As the blog The Reformed Broker put it: "The four most dangerous words in investing are 'It's the Lightning Round!'"

6. The sucker's trap is when you focus on what you know and what others don't know, rather than the reverse.

If you find a cheap share and you can't explain why it's cheap, there's a good chance you're missing something that others see. To quote Buffett: "If you've been playing poker for half an hour and you still don't know who the patsy is, you're the patsy."

7. Knowledge is subtractive, not additive — what we subtract (reduction by what does not work, what not to do), not what we add (what to do).

A young child once asked Berkshire Hathaway vice-chairman Charlie Munger what advice he could give to ensure success in life.

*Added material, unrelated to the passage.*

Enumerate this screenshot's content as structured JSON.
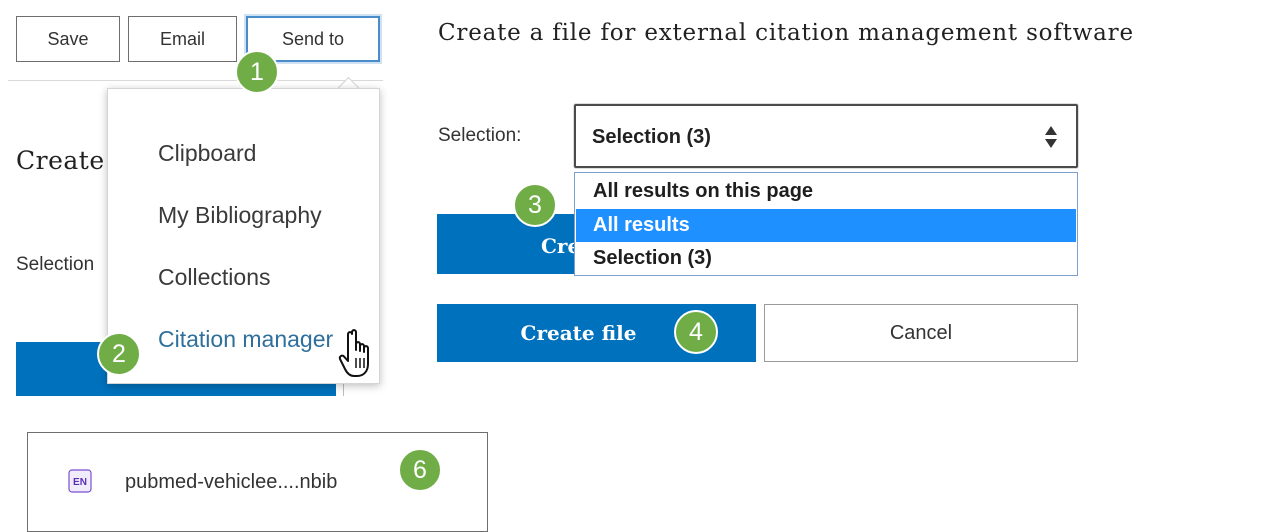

"Don't do cocaine, don't race trains to the track, and avoid all AIDS situations," he replied. What he meant, I'll presume, is that what you don't do is just as important as what you do.

8. A prophet is not someone with special visions, just someone blind to most of what others see.

Same as above. You'll win by default if you simply avoid the mistakes others make. Those who made a fortune in the US betting against the housing market didn't have special insider knowledge. They simply didn't believe that housing prices could go up forever.

9. The best test of whether someone is extremely stupid (or extremely wise) is whether financial and political news makes sense to him.

One of the biggest disservices the media cranks out are daily market roundups that begin, "Markets fell/rose today on news that …" followed by a random and usually meaningless datapoint. Markets go up. Markets go down. Get over it and stop trying to connect the dots.

10. What they call "risk" I call opportunity; but what they call "low risk" opportunity I call a sucker problem.

The past three years, explained in one line.